The Amaro Montenegro story begins in Bologna, Italy in 1885 where Amaro Montenegro was created by Stanisalo Cobianchi. Stanislao abandoned his family’s wish for him to join the church and instead he traveled the world, collecting botanicals. Upon returning home to Bologna, he established the Cobianchi Stanislao Steam Distillery. Following years of experiments, his Elisir Lungavita (elixir of life) was born. 11 years after Stanislao created Elisir Lungavita, the Princess Elena of Montenegro married Prince Victor Emmanuel III and would soon become the Queen of Italy. Stanislao renamed his amaro after Princess Elena, calling it Amaro Montenegro.
There is a lot of secrecy surrounding the recipe for Amaro Montenegro which is something common with pretty much every amaro and vermouth in Italy. Bonoli (who has an all-access pass to all areas of production) tells us that in order to limit the exposure to the production processes the extraction plant is located in Teramo while the blending happens in Bologna. The people that work in Bologna and Teramo never meet.
Master herbalist since 2015, Matteo Bonoli is the steward of the recipes for Amaro Montenegro and the company’s other spirits. They also produce bucketloads of Vecchia Romagna brandy right here, a product Bonoli worked on for many years also.
He is one of our tour guides, along with Global Amaro Montenegro Brand Ambassador Rudi Carraro. It’s a tour not afforded to most people and we are supplied with lab coats, hair nets and sensible factory floor footwear. There is a lot of secrecy surrounding the recipe for Amaro Montenegro which is something common with pretty much every amaro and vermouth in Italy. Bonoli (who has an all-access pass to all areas of production) tells us that in order to limit the exposure to the production processes the extraction plant is located in Teramo while the blending happens in Bologna. The people that work in Bologna and Teramo never meet.
In a small tasting room in the middle of the factory floor, we are treated to a tasting of the range, everything from the full range of Vecchia Romagna (including the relatively Riserva Anniversario – a unique blend of old and new brandies the youngest of which had spent 23 years in oak) but with a big focus on the Amaro Montenegro. Amaro Montenegro is made with 40 botanicals using three processes: boiling, maceration, and distillation. Some of these botanicals include: sweet & bitter oranges, petite dried oranges, coriander seeds, marjoram, oregano, artemista blend, cinnamon, cloves, and nutmeg. We got up close to these botanicals including ‘The Premio’. (see more below).

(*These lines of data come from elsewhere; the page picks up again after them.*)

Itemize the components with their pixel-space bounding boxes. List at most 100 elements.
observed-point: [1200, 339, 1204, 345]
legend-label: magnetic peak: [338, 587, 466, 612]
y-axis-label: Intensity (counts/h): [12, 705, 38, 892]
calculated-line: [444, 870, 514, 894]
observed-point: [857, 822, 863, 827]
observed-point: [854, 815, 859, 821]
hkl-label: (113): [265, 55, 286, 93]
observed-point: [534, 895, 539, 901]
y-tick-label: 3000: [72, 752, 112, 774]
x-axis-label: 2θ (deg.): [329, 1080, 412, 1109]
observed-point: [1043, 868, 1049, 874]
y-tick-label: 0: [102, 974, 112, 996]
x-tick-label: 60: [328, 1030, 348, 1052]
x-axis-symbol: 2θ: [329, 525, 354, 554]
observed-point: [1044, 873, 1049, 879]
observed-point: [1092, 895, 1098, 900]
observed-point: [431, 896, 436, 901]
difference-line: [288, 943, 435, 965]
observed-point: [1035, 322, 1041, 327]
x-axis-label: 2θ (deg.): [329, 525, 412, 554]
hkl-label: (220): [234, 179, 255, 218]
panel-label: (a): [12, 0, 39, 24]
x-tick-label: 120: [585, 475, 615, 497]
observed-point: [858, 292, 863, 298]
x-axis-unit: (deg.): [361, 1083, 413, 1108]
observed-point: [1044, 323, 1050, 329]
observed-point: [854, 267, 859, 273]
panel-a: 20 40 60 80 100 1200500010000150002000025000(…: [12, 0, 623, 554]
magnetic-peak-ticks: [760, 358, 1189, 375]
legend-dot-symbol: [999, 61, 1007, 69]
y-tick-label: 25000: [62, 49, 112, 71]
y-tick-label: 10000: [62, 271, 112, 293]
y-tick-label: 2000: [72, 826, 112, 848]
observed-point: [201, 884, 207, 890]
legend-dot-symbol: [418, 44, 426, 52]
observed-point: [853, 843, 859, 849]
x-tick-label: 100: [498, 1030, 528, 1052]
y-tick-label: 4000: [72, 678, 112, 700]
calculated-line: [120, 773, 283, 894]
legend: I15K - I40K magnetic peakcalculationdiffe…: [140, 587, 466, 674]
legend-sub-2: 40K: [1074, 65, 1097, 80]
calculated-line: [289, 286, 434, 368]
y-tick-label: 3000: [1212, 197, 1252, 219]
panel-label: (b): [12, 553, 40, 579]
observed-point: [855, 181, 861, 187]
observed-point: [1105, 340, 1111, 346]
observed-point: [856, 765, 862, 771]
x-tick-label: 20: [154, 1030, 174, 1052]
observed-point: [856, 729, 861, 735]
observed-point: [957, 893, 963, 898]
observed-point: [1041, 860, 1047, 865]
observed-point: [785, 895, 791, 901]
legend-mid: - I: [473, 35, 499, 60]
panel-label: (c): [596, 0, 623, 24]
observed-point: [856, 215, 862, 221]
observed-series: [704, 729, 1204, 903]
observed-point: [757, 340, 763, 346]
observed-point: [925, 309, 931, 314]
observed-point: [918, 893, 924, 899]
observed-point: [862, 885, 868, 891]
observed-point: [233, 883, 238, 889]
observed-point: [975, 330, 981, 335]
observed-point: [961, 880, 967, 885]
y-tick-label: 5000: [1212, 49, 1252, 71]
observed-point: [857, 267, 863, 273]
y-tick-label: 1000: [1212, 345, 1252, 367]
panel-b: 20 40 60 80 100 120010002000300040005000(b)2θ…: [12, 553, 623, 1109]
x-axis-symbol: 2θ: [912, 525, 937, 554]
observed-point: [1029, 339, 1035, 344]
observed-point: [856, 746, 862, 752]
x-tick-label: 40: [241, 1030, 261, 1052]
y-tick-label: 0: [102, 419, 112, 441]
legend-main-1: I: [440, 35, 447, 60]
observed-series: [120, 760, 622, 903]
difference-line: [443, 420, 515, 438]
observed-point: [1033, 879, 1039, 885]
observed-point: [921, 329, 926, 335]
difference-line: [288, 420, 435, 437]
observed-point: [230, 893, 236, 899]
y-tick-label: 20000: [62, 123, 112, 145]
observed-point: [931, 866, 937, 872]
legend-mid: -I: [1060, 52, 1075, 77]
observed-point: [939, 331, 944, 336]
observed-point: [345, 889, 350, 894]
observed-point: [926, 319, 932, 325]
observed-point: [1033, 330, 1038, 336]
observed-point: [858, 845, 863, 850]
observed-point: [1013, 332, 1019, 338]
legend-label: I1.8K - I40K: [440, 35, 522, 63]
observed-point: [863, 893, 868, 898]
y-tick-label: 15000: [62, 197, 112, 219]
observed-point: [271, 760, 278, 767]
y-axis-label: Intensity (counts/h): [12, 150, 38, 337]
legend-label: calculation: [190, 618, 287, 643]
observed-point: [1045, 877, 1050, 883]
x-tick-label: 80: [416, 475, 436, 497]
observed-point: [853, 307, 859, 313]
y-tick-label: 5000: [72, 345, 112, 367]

The Six Notes & The Premio
Bonoli explains to us that there are 12 essences of Amaro Montenegro, which are then blended into six notes. The final and fundamental element of this unique Amaro is called the ‘Premio’ (it’s so potent you can’t taste it). Created by the Master Herbalist, the Premio, meaning ‘prize’ in Italian, is a micro-distillate that creates the unrivalled, delicate, complexity of Amaro Montenegro. It’s what makes it unique. Amaro Montenegro is the perfect base for both classic and experimental cocktails and yet, with such a unique and complex flavour profile, it is also a cocktail all by itself.